Are you looking to see God at work in the world? Are you pointing out those works of God to others so they can see too? Think about these words of Jesus, He says, “We must work the works of him who sent me while it is day; night is coming when no one can work.” These are words for us today as well as to the disciples. When God shines his light on the world we need to be ready to point out how God is at work in people’s lives, so we can give him the glory, and so we can bring people from spiritual blindness to spiritual sight.
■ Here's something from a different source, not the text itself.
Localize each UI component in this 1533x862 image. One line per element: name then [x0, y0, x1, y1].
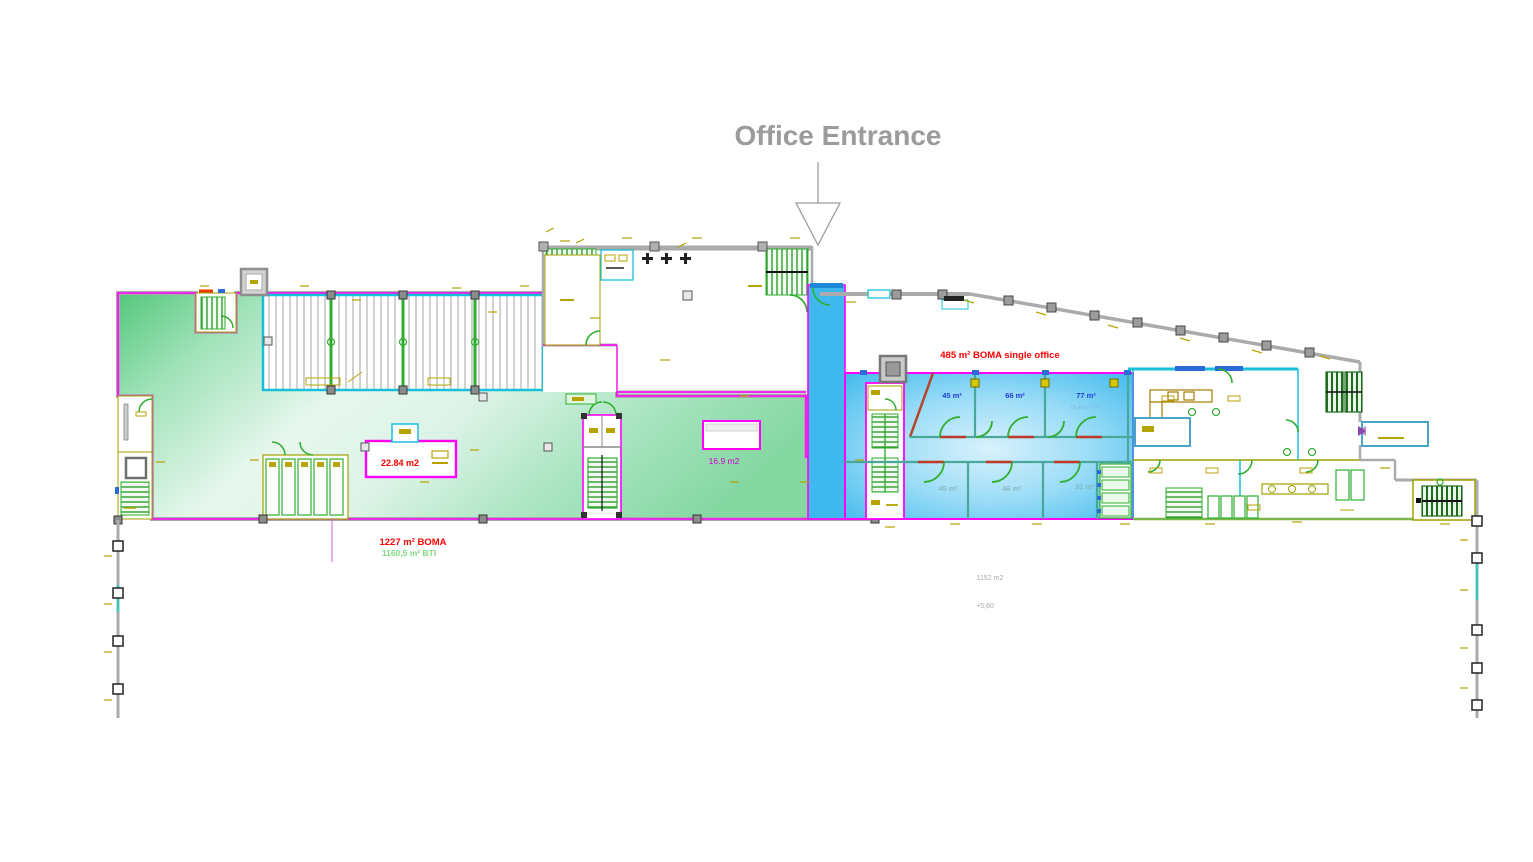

Ask yourselves these questions: Do we let outside influences dictate our spirituality? Have we become so set in our ways, so frightened of life that we are willfully blind? Have we become spiritually disconnected from God, spiritually disconnected from the other people in our lives, and have we become spiritually disconnected from ourselves?
If you can honestly answer yes to these questions. Wouldn’t today be a good day to reconnect to God? Wouldn’t today be a good day to open your eyes to the world and what’s going on around us? And wouldn’t today be a good day to say no to spiritual blindness and to the darkness that infects our world, and say yes to spiritual power of God and the eternal light of Jesus? Amen.